Minutes:
The Commission considered a report of the Director of Corporate Resources, the purpose of which was provide an update on the 2023/24 revenue budget and capital programme monitoring position as at the end of period 10 (the end of January 2024). A copy of the report marked ‘Agenda Item 10’ is filed with these minutes.
Arising from discussion, the following points were made:
(i)
Notwithstanding the longer-term financial
deficit faced by the Authority, a Member commented that officers should be
congratulated for getting this year’s deficit down to £3.2m since the previous
quarter. Service budgets had shown
improvement which suggested the actions being taken, which included the
introduction of spending controls, were having the required impact. The improvement in cost inflation was also to
be welcomed.
(ii)
Members recognised that cost pressures in
children’s and adult’s social care and SEN transport continued unabated. Demand continued to rise but funding was not
increased nationally to accommodate this.
A Member raised concern that locally the Authority could not address
this and that change at a national level was needed urgently.
(iii)
Members were pleased to see an increase in
forecasted business rates income for 2023/24.
It was noted that the additional income of £12.2m was largely made up of
growth in the business rate base, which was more than had been accounted for in
the MTFS, and an extra allocation from the Leicester and Leicestershire
Business Rates Pool. It was not yet
known what future business rates income would be, as such income could be
volatile from year to year. Also, a
government reset of the business rates retention system was overdue. Though not expected to take place until
before 2025/26, this would result in a reduction to business rate growth
retained. A prudent approach each year
would be taken given such uncertainty.
Essentially, current growth above the baseline had to be treated with
some degree of caution when setting the Council’s MTFS.
(iv)
Members noted that the tender process for works
to Zouch bridge had been completed.
Officers were currently undertaking the valuation process. The Director confirmed that the contract for
the works should therefore be awarded shortly.
(v)
Whilst there had been slippage (i.e. a delay in
delivery) in expenditure for the Ways of Working Programme this did not mean it
would become overspent. Savings were
therefore still on target to be delivered.
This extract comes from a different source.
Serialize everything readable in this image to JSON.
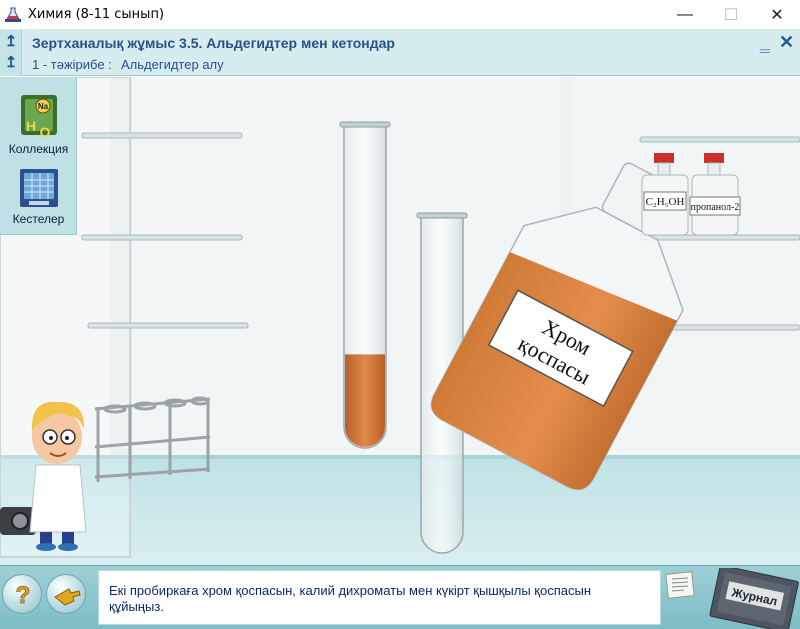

A Member suggested that this had not been made clear in the report and
requested that in future reports more context be provided.
(vi)
Noting the slippage and forecasted increase in
costs for the Melton Mowbray Distributor Road NE, a Member questioned if risks
had been adequately transferred to the contractor. Members were assured that standard industry
contracts had been used and that the increase in costs had stemmed from
unforeseen weather events and archaeological issues which were outside the scope
of such contracts.
(vii)
Members noted that following the recent
announcement of Network North Funding allocated by the Government following the
cancellation of phase 2b of HS2, the Council would receive £238m under the
Local Transport Fund element of that funding.
However, this would be received over a period of 7 years from
2025/26. The annual allocations had not
yet been confirmed and guidance was still awaited. This was expected at the end of March
following which the Council would develop a schedule of priority projects which
would be subject to engagement with members, and MPs and other
stakeholders.
(viii)
In response to a question raised, the Director
advised that slippage in projects in the capital programme did not have any
revenue impacts.
(ix) The Investing in Leicestershire Programme (IILP) held investments in both property and not direct property investments, such as pooled infrastructure funds and pooled bank risk sharing funds. The latter added diversity to the Programme. Members noted the Leicestershire Local Government Pension Fund held similar investments and these were therefore known to have stability and a good track record. The Director explained that income earnt from the IILP had started lower due to initial investment costs made but that returns would increase year on year.
RESOLVED:
That the update on the 2023/24 revenue budget and capital programme monitoring position as at the end of period 10 (the end of January 2024) be noted.